In sum, applying the criteria used by the federal courts in the parallel situation of the National Labor Relations Act, Government Code section 3505's requirement that the public agency and union representing its employees meet and confer with respect to "wages, hours, and other terms and conditions of employment" does not extend to items of an insubstantial nature only indirectly affecting the employment relationship. The parking fees involved in the case at bench are such an item.

Government Code Sections 3504 and 3504.5

Section 3504 of the Government Code states that the scope of employee representation by employee unions includes: "all matters relating to employment conditions and employer-employee relations, including, but not limited to, wages, hours, and other terms and conditions of employment. ..." Section 3504.5 of that code requires "reasonable written notice" by the public agency to the employee [82 Cal.App.3d 507] organization of proposed action on "matters within the scope of representation" and that the agency "shall give such recognized employee organization the opportunity to meet with the governing body [of the agency]."
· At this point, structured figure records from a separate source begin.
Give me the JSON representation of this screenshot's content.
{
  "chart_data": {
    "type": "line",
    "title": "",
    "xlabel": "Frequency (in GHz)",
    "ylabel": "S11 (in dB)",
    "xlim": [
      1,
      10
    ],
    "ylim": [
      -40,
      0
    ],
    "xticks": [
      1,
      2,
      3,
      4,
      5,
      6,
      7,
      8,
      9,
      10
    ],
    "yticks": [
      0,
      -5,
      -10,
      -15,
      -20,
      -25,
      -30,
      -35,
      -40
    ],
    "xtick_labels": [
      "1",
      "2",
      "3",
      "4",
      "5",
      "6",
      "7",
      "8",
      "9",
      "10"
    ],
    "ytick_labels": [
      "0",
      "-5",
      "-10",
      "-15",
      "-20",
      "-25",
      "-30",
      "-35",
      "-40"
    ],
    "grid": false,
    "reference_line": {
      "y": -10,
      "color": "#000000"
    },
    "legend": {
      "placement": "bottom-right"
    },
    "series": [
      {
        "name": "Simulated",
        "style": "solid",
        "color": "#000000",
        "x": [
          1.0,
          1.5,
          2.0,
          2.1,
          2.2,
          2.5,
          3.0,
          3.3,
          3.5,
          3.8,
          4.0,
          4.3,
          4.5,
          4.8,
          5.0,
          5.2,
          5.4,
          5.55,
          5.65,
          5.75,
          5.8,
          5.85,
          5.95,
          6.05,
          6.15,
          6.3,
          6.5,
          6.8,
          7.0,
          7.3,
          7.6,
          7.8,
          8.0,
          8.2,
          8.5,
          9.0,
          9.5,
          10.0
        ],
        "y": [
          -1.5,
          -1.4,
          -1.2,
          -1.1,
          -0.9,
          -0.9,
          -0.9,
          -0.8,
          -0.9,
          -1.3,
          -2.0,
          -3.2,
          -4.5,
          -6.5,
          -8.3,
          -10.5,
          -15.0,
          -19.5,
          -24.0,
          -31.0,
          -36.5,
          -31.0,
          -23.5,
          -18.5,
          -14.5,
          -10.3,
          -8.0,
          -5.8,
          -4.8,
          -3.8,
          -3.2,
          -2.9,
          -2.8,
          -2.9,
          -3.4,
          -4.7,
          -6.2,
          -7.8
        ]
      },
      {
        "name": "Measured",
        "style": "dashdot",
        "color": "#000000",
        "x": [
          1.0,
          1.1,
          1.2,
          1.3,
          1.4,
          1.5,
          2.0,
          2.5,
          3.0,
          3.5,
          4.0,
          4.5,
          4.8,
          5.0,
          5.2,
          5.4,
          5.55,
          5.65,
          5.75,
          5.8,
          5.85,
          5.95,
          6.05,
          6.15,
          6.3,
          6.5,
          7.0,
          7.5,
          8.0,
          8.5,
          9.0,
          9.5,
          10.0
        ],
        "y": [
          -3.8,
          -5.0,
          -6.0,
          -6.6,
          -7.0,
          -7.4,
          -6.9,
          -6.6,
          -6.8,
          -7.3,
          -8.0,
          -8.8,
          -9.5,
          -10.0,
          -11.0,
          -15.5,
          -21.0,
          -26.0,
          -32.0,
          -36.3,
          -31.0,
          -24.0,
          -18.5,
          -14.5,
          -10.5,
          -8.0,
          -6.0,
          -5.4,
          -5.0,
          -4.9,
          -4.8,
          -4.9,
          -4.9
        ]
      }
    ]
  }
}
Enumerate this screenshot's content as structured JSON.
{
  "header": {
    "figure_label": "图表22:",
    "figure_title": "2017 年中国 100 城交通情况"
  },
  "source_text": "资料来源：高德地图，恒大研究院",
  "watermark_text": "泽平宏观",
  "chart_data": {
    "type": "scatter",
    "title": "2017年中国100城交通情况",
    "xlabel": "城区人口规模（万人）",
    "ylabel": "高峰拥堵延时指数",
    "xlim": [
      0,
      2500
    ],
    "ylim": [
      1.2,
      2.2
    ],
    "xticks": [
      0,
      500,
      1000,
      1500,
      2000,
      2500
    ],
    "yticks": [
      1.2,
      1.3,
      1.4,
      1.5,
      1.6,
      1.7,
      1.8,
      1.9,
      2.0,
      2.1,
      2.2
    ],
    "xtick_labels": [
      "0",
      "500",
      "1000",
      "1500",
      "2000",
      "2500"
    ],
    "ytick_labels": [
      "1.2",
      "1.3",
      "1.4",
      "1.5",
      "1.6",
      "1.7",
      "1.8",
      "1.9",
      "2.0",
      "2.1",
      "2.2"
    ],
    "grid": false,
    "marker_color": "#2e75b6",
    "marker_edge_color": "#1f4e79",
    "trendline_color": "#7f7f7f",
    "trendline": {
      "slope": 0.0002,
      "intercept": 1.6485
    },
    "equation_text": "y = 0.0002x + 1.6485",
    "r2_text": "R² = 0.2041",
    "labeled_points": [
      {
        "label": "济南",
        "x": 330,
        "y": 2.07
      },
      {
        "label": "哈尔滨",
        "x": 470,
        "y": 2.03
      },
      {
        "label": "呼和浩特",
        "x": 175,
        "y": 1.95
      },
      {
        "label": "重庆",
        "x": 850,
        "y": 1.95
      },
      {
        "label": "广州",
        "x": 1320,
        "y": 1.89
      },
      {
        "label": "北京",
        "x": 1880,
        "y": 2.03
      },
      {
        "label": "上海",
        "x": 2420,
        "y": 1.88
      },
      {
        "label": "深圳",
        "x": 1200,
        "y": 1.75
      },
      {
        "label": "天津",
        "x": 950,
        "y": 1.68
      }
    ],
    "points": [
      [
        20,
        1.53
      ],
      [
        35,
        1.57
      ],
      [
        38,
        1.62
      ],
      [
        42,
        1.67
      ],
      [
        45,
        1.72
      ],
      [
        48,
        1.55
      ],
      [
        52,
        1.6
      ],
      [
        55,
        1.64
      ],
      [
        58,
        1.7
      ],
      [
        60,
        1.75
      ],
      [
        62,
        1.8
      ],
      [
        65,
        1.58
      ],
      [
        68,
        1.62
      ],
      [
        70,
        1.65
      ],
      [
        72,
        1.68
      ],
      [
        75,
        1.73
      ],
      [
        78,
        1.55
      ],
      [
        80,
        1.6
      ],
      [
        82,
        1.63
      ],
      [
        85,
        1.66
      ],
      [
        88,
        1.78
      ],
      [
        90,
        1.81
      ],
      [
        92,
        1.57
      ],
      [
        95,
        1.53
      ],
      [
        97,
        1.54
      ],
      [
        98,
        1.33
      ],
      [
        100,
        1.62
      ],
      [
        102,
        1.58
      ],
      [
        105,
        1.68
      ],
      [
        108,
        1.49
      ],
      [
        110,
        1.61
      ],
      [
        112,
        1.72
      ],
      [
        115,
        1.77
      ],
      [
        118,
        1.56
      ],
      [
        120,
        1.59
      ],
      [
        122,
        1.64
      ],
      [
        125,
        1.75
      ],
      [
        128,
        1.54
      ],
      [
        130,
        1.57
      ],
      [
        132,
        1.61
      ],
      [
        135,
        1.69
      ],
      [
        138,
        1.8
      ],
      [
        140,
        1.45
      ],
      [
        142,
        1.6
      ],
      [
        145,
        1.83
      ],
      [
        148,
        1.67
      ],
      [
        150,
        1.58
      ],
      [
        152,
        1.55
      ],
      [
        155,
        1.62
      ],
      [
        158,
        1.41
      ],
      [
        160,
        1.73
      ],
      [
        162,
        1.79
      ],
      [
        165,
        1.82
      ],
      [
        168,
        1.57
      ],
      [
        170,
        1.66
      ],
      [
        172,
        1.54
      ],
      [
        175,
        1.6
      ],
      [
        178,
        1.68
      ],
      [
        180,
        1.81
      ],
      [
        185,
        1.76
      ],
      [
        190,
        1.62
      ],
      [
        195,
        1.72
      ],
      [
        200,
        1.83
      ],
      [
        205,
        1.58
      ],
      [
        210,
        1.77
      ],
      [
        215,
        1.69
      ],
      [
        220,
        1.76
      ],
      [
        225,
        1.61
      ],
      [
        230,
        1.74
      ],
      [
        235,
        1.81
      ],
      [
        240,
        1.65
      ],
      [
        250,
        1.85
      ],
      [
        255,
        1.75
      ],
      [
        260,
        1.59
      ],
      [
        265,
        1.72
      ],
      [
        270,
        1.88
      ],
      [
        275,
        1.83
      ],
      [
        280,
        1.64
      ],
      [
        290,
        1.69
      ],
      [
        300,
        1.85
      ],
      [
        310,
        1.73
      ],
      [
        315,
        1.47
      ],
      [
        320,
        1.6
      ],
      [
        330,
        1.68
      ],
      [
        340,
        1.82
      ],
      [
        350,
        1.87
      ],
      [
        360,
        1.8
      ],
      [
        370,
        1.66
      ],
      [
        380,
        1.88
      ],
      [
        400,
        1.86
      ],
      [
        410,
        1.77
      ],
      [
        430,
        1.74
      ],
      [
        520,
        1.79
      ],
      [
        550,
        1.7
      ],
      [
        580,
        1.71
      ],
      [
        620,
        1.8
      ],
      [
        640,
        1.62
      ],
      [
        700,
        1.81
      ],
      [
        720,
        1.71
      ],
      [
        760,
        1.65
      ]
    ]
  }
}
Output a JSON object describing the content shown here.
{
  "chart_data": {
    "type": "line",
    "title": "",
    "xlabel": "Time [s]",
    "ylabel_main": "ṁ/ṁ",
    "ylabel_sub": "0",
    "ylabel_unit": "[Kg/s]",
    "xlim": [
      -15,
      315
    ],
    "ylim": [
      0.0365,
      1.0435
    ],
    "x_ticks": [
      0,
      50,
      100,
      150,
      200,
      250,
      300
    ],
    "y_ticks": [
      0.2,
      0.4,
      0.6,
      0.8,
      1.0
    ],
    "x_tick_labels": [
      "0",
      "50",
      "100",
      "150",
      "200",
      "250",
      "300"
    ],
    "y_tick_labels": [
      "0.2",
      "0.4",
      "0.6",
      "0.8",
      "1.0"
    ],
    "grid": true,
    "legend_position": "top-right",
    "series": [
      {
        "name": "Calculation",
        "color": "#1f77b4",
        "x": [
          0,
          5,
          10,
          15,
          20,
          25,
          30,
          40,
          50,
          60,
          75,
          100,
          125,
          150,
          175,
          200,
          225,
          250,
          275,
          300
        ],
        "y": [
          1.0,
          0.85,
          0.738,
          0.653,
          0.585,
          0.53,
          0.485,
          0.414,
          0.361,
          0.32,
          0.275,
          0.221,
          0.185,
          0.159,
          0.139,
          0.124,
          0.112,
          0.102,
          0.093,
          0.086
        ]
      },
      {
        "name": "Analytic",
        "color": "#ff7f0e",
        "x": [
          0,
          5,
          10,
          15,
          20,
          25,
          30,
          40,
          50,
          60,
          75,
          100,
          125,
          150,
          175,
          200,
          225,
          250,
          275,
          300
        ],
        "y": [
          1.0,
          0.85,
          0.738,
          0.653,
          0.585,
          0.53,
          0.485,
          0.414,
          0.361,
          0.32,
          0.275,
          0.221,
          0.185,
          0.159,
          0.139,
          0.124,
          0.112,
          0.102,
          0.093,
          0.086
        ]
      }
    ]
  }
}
The local argues that irrespective of any restricted meaning given "wages, hours, and other terms and conditions of employment," as the phrase is used in section 3505, sections 3504 and 3504.5 must be construed to cover a broader scope of agency action which must be preceded by written notice to the representative union. It contends that the complaint alleges a violation of that requirement.

We do not reach the issue of the construction to be given Government Code sections 3504 and 3504.5. The local did not exhaust its administrative remedy if its construction of the sections is correct. Its sole complaint to the county was a failure to comply with the meet and confer requirements of Government Code section 3505. By not raising the issue, the local precluded the county from reconsidering the item after notice pursuant to Government Code sections 3504 and 3504.5 if those sections require notice.


Article XXX, subsection (a) of the 1976 memorandum of understanding restates the statutory requirement for meet and confer sessions. In subsection (b), it adds the requirement that: "The County ... shall notify the Union of any proposed change in County rules, regulations, ordinances or resolutions on subjects which are beyond the scope of the meet and confer process, but the practical application of which directly affects employees represented by the Union. The County agrees to meet and consult with the Union on any such proposals, upon request of the Union."

The local now asserts that the complaint alleges facts establishing a violation of subsection (b) of article XXX of the MOU. That contention is not available to the local in this appeal. The local did not assert a violation of subsection (b) when it wrote objecting to the county's action on parking fees. Rather, it limited its objection to a claimed violation of the requirement that the county meet and confer on "wage rates, benefits, or other terms and conditions of employment subject to the meet and confer process." [82 Cal.App.3d 508]


The judgment is affirmed.

Lillie, Acting P. J., and Hanson, J., concurred.